Anonymous No.21443838 [Report]
>>21443793
i tried that once and it made the dough very sticky
Anonymous No.21443841 [Report]
>>21443821
it's real. a lot of micro-organisms have two different "respiratory modes". they can either use oxygen directly, or they go into fermentation mode which is where they start breaking organic molecules down to get oxygen
Anonymous No.21444056 [Report]
>>21443587 (OP)
>>can actually smell a hint of alcohol.
I know it's hours late, but in my household, we call that "spoiled."
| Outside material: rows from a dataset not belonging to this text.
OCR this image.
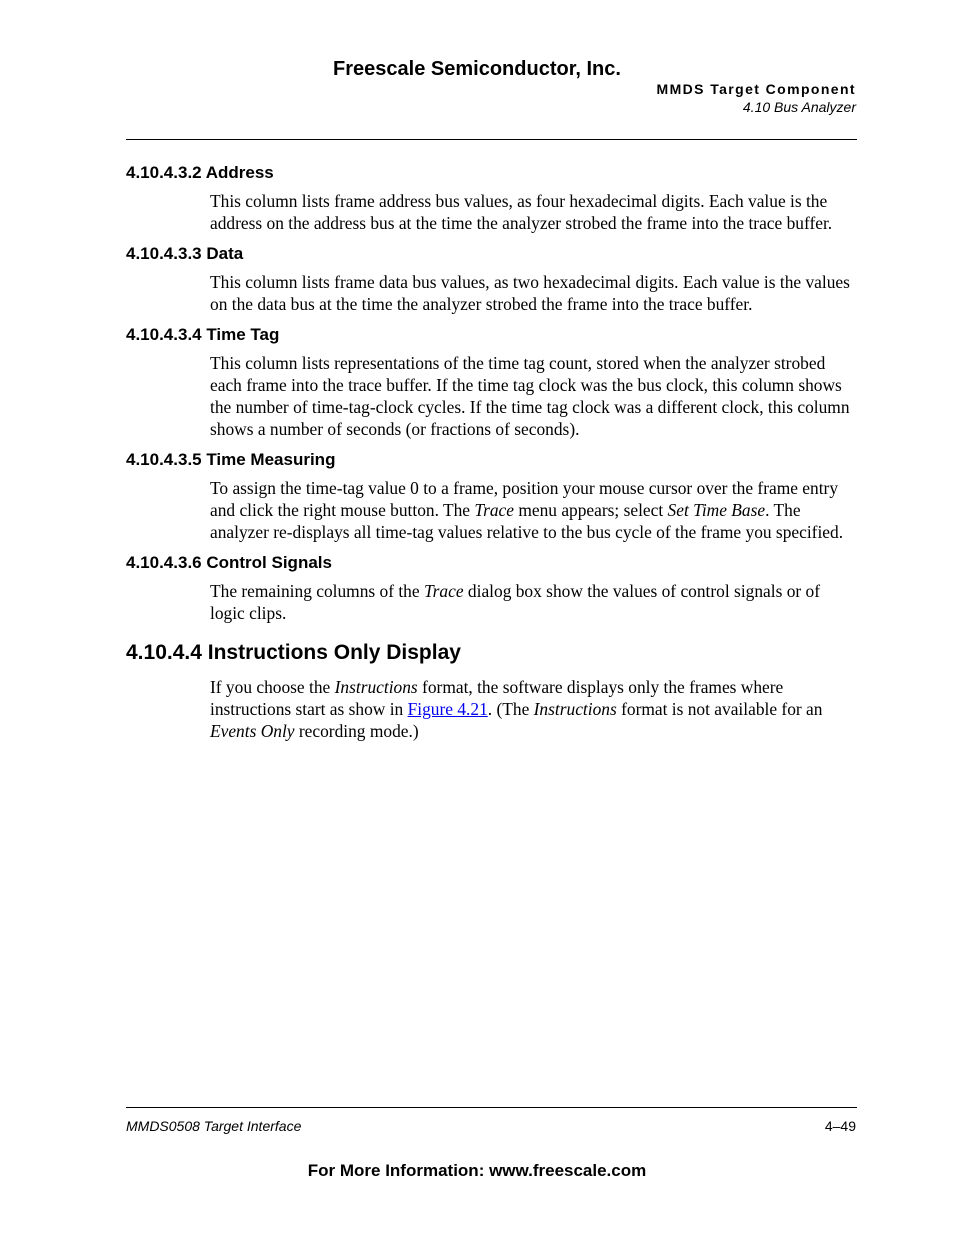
Freescale Semiconductor, Inc.
MMDS Target Component
4.10 Bus Analyzer
4.10.4.3.2 Address

This column lists frame address bus values, as four hexadecimal digits. Each value is the address on the address bus at the time the analyzer strobed the frame into the trace buffer.

4.10.4.3.3 Data

This column lists frame data bus values, as two hexadecimal digits. Each value is the values on the data bus at the time the analyzer strobed the frame into the trace buffer.

4.10.4.3.4 Time Tag

This column lists representations of the time tag count, stored when the analyzer strobed each frame into the trace buffer. If the time tag clock was the bus clock, this column shows the number of time-tag-clock cycles. If the time tag clock was a different clock, this column shows a number of seconds (or fractions of seconds).

4.10.4.3.5 Time Measuring

To assign the time-tag value 0 to a frame, position your mouse cursor over the frame entry and click the right mouse button. The Trace menu appears; select Set Time Base. The analyzer re-displays all time-tag values relative to the bus cycle of the frame you specified.

4.10.4.3.6 Control Signals

The remaining columns of the Trace dialog box show the values of control signals or of logic clips.

4.10.4.4 Instructions Only Display

If you choose the Instructions format, the software displays only the frames where instructions start as show in Figure 4.21. (The Instructions format is not available for an Events Only recording mode.)

MMDS0508 Target Interface	4–49
For More Information: www.freescale.com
Anonymous No.21444083 [Report]
>>21443821
Remember that stupidity is a choice.
https://en.wikipedia.org/wiki/Fermentation
Anonymous No.21444117 [Report]
>>21443674
>1/3 cup sugar
holy shit batman that's 1/3 cup too much.
Anonymous No.21444195 [Report]
>>21443674
Stop putting sugar in. Solved your problem.
Anonymous No.21444204 [Report]
>>21443674
>amerifat bread
Anonymous No.21444380 [Report]
>>21443674
why did this post anger a bunch of europoos?
Anonymous No.21445798 [Report]
>>21443587 (OP)
>didn't know that yeast is able to convert sugar to alcohol that quickly in bread dough.
That's literally their whole purpose in life, Anon -- making alcohol and CO2 out of sugar.

So you're murdering both the planet and billions of yeast cells. Congratulations, killer.